A former member of McLaren moved to Renault and reportedly took several computer discs of McLaren information with him. The FIA acknowledged the Woking squad's complaint at the time but said it was a separate case from the spy saga. Now it is under scrutiny.
"Representatives of the Renault F1 Team have been requested to appear before a hearing of the FIA World Motor Sport Council in Monaco on Thursday, December 6, 2007," said a statement from the FIA.
"The team representatives have been called to answer a charge that between September 2006 and October 2007, in breach of Article 151c of the International Sporting Code, the Renault F1 Team had unauthorised possession of documents and confidential information belonging to Vodafone McLaren Mercedes, including, but not limited to the layout and critical dimensions of the McLaren F1 car, together with details of the McLaren fuelling system, gear assembly, oil cooling system, hydraulic control system and a novel suspension component used by the 2006 and 2007 McLaren F1 cars."

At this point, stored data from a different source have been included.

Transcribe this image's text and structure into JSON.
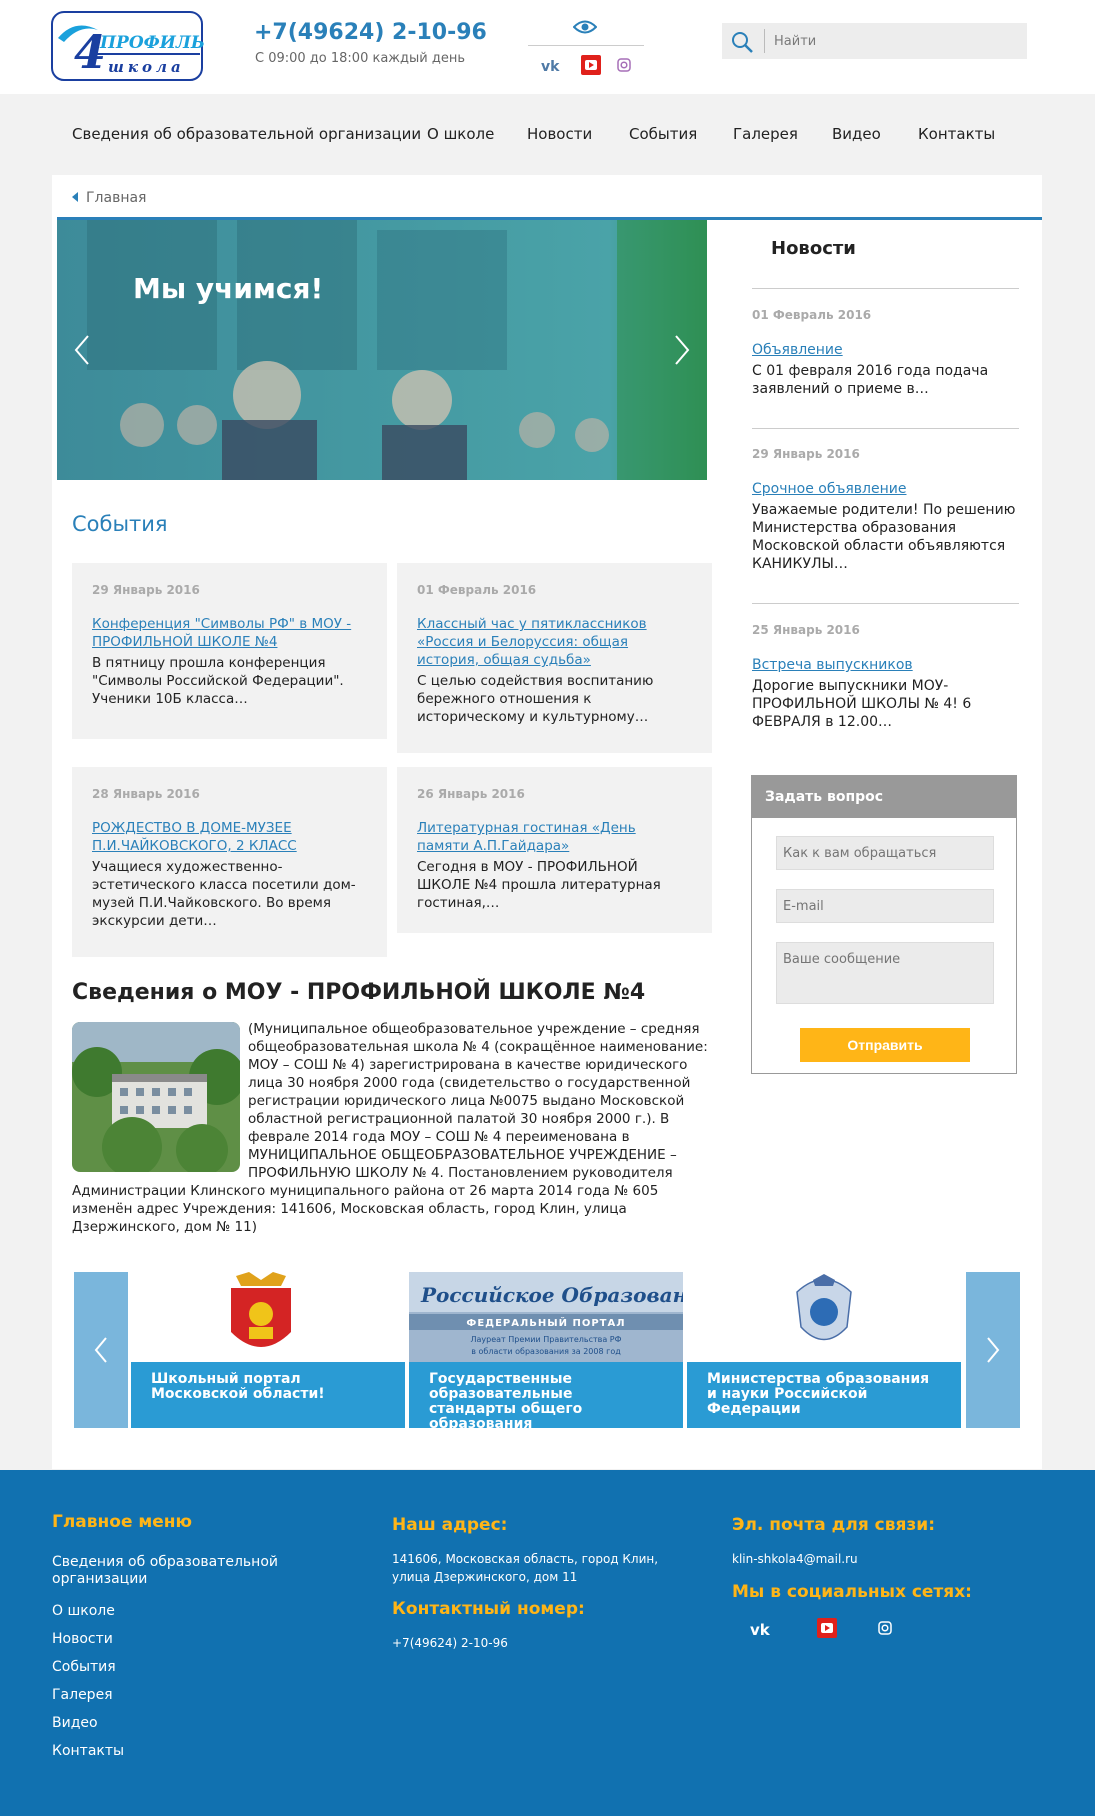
{
  "brand": {
    "logo_text_top": "ПРОФИЛЬ",
    "logo_text_bottom": "школа",
    "logo_number": "4"
  },
  "header": {
    "phone": "+7(49624) 2-10-96",
    "hours": "С 09:00 до 18:00 каждый день",
    "search_placeholder": "Найти",
    "accent_color": "#2a80b9"
  },
  "nav": {
    "items": [
      {
        "label": "Сведения об образовательной организации"
      },
      {
        "label": "О школе"
      },
      {
        "label": "Новости"
      },
      {
        "label": "События"
      },
      {
        "label": "Галерея"
      },
      {
        "label": "Видео"
      },
      {
        "label": "Контакты"
      }
    ]
  },
  "breadcrumb": {
    "home": "Главная"
  },
  "slider": {
    "title": "Мы учимся!"
  },
  "events": {
    "title": "События",
    "items": [
      {
        "date": "29 Январь 2016",
        "link": "Конференция \"Символы РФ\" в МОУ - ПРОФИЛЬНОЙ ШКОЛЕ №4",
        "text": "В пятницу прошла конференция \"Символы Российской Федерации\". Ученики 10Б класса…"
      },
      {
        "date": "01 Февраль 2016",
        "link": "Классный час у пятиклассников «Россия и Белоруссия: общая история, общая судьба»",
        "text": "С целью содействия воспитанию бережного отношения к историческому и культурному…"
      },
      {
        "date": "28 Январь 2016",
        "link": "РОЖДЕСТВО В ДОМЕ-МУЗЕЕ П.И.ЧАЙКОВСКОГО, 2 КЛАСС",
        "text": "Учащиеся художественно-эстетического класса посетили дом-музей П.И.Чайковского. Во время экскурсии дети…"
      },
      {
        "date": "26 Январь 2016",
        "link": "Литературная гостиная «День памяти А.П.Гайдара»",
        "text": "Сегодня в МОУ - ПРОФИЛЬНОЙ ШКОЛЕ №4 прошла литературная гостиная,…"
      }
    ]
  },
  "about": {
    "title": "Сведения о МОУ - ПРОФИЛЬНОЙ ШКОЛЕ №4",
    "text": "(Муниципальное общеобразовательное учреждение – средняя общеобразовательная школа № 4 (сокращённое наименование: МОУ – СОШ № 4) зарегистрирована в качестве юридического лица 30 ноября 2000 года (свидетельство о государственной регистрации юридического лица №0075 выдано Московской областной регистрационной палатой 30 ноября 2000 г.). В феврале 2014 года МОУ – СОШ № 4 переименована в МУНИЦИПАЛЬНОЕ ОБЩЕОБРАЗОВАТЕЛЬНОЕ УЧРЕЖДЕНИЕ – ПРОФИЛЬНУЮ ШКОЛУ № 4. Постановлением руководителя Администрации Клинского муниципального района от 26 марта 2014 года № 605 изменён адрес Учреждения: 141606, Московская область, город Клин, улица Дзержинского, дом № 11)"
  },
  "news": {
    "title": "Новости",
    "items": [
      {
        "date": "01 Февраль 2016",
        "link": "Объявление",
        "text": "С  01 февраля 2016 года подача заявлений о приеме в…"
      },
      {
        "date": "29 Январь 2016",
        "link": "Срочное объявление",
        "text": "Уважаемые родители! По решению Министерства образования Московской области объявляются КАНИКУЛЫ…"
      },
      {
        "date": "25 Январь 2016",
        "link": "Встреча выпускников",
        "text": "Дорогие выпускники МОУ-ПРОФИЛЬНОЙ ШКОЛЫ № 4!  6 ФЕВРАЛЯ в 12.00…"
      }
    ]
  },
  "ask": {
    "title": "Задать вопрос",
    "name_placeholder": "Как к вам обращаться",
    "email_placeholder": "E-mail",
    "message_placeholder": "Ваше сообщение",
    "submit": "Отправить"
  },
  "partners": {
    "items": [
      {
        "caption": "Школьный портал Московской области!"
      },
      {
        "caption": "Государственные образовательные стандарты общего образования",
        "banner_title": "Российское Образование",
        "banner_sub": "ФЕДЕРАЛЬНЫЙ ПОРТАЛ",
        "banner_note1": "Лауреат Премии Правительства РФ",
        "banner_note2": "в области образования за 2008 год"
      },
      {
        "caption": "Министерства образования и науки Российской Федерации"
      }
    ]
  },
  "footer": {
    "menu_title": "Главное меню",
    "menu": [
      "Сведения об образовательной организации",
      "О школе",
      "Новости",
      "События",
      "Галерея",
      "Видео",
      "Контакты"
    ],
    "address_title": "Наш адрес:",
    "address": "141606, Московская область, город Клин, улица Дзержинского, дом 11",
    "phone_title": "Контактный номер:",
    "phone": "+7(49624) 2-10-96",
    "email_title": "Эл. почта для связи:",
    "email": "klin-shkola4@mail.ru",
    "social_title": "Мы в социальных сетях:",
    "bg_color": "#1171b0",
    "title_color": "#ffb517"
  }
}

Renault is said to be co-operating fully with the sport's governing body. Meanwhile, the FIA has begun its investigation into the 2008 McLaren car as a result of the spy hearing. McLaren was thrown out of this year's constructors' championshiop when it was judged the team was in unauthorized possession of Ferrari inforation.
The FIA previously said next year's McLaren challenger would be under scrutiny to make sure it did not feature any Ferrari technology or designs. It appears that investigators have visited the Woking Technology Centre to examine data but both the FIA and McLaren declined to comment.